If a field does not have a unique index, an implicit field becomes the table’s clustered index: InnoDB creates a six-byte integer column ROW_ID for us, which increases monotonically as new rows are inserted, and InnoDB aggregates the data in this column.

Tables that use this ROW_ID column all share the same global sequence counter (which is part of the data dictionary). To avoid running out of ROW_ID, it is recommended that a separate primary key field be created in the table.

Why is integer increment recommended?

First, an integer takes up less space than a string and is faster to find than a size than a string. The size of the string must be converted to ASCII before comparison.

If you use autoincrement, you’ll also be more efficient at inserting.

Without auto-increment, it is possible to insert elements in the middle of a B+tree from time to time. When the node position is full, the node has to be split (inefficient) and maintained, and the tree may have to be balanced, another performance consuming operation.

If you increment everything, you’ll always insert elements backwards, so the probability of index nodes splitting is much lower.

Secondary indexes

All indexes except clustered indexes are called secondary indexes, also known as secondary indexes.

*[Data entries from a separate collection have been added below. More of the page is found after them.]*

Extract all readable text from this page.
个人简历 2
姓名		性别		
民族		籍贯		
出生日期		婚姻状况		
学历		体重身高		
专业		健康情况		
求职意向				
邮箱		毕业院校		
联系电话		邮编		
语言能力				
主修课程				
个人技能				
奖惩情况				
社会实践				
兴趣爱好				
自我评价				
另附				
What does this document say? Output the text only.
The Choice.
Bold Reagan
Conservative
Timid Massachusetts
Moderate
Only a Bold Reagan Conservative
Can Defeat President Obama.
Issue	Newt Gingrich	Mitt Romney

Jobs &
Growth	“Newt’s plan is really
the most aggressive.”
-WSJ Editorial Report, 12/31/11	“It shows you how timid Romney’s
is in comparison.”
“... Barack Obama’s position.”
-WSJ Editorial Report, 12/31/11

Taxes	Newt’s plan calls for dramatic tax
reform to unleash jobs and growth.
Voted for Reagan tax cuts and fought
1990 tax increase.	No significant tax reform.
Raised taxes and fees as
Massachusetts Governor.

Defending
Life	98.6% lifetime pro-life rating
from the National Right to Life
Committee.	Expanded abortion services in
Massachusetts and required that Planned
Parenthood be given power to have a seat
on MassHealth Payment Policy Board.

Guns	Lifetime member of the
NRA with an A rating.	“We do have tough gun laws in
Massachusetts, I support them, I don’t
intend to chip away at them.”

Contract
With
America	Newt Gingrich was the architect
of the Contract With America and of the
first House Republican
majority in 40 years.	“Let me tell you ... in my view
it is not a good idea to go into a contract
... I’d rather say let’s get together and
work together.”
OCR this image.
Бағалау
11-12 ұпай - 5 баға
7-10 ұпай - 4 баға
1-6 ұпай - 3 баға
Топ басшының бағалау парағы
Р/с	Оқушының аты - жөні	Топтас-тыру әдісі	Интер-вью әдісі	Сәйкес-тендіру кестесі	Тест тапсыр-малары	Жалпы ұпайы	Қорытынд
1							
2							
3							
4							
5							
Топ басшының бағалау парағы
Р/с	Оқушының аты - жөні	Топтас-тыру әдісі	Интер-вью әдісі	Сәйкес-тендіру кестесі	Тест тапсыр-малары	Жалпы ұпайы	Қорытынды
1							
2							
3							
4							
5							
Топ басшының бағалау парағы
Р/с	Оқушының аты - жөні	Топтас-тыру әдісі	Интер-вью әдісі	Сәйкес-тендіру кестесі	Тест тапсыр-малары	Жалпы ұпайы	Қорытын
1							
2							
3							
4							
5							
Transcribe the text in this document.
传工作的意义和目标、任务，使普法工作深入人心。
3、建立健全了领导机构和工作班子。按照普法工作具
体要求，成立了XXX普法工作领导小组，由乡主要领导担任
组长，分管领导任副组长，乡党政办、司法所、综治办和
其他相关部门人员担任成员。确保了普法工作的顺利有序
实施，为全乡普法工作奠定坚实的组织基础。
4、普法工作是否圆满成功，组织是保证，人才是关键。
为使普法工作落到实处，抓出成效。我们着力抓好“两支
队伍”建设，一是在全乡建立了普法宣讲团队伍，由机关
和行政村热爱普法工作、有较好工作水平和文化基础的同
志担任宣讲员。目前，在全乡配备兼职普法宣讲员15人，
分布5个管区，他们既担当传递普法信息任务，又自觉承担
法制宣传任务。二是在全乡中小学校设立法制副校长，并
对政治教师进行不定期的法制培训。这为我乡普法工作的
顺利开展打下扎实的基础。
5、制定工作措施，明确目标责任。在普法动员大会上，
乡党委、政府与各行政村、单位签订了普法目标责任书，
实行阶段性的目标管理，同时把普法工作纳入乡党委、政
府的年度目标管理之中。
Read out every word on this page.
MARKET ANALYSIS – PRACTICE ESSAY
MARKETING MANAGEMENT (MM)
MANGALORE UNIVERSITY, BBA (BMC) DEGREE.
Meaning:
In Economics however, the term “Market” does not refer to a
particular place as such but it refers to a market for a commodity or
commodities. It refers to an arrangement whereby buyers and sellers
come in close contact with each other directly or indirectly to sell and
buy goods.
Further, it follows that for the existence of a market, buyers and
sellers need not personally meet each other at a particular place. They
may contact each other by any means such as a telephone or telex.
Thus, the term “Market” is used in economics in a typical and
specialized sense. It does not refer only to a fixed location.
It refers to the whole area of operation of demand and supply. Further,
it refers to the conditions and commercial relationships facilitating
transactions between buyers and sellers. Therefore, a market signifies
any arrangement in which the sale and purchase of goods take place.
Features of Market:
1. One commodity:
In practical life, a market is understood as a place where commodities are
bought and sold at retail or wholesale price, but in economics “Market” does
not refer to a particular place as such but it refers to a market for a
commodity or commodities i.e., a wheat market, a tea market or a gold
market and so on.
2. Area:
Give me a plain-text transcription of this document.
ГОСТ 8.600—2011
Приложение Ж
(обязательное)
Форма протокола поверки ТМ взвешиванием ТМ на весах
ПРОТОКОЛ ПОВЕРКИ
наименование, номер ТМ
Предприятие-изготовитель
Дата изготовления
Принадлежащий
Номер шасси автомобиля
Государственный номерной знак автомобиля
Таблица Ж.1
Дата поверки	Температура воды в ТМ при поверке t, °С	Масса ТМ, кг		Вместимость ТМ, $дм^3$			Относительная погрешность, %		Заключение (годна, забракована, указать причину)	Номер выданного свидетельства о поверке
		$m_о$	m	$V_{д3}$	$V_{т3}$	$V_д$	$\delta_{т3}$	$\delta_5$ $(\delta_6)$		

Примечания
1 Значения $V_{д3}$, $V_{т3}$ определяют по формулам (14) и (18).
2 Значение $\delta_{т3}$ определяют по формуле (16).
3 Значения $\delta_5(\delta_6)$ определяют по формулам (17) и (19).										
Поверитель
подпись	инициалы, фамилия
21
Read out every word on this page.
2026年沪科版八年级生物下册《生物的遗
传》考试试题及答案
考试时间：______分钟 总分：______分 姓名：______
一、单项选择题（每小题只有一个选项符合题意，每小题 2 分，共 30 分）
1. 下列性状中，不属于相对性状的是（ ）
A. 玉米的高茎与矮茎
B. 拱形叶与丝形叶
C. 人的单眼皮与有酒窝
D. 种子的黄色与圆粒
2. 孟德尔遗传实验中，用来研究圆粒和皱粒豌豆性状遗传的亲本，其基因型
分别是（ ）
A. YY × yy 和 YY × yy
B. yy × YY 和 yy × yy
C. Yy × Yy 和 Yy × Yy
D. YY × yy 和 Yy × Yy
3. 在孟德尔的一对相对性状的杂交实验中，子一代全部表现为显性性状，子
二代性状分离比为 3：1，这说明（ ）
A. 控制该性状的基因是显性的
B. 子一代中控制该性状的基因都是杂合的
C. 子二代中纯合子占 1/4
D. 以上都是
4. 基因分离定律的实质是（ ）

Its leaf nodes don’t store all the other columns, just the primary key.


The underlying lookup process:

Each time we look for data, we find the primary key of the corresponding leaf node based on it, and then we look it up in the B+tree of clustered indexes to get the whole record.


Advantages: Consistency and space saving.

The resources

  1. https://blog.jcole.us/innodb/

The last

Today WE talked about how MySQL data is stored in our computer, from the different storage engines to the clustered index and secondary index and how they find data.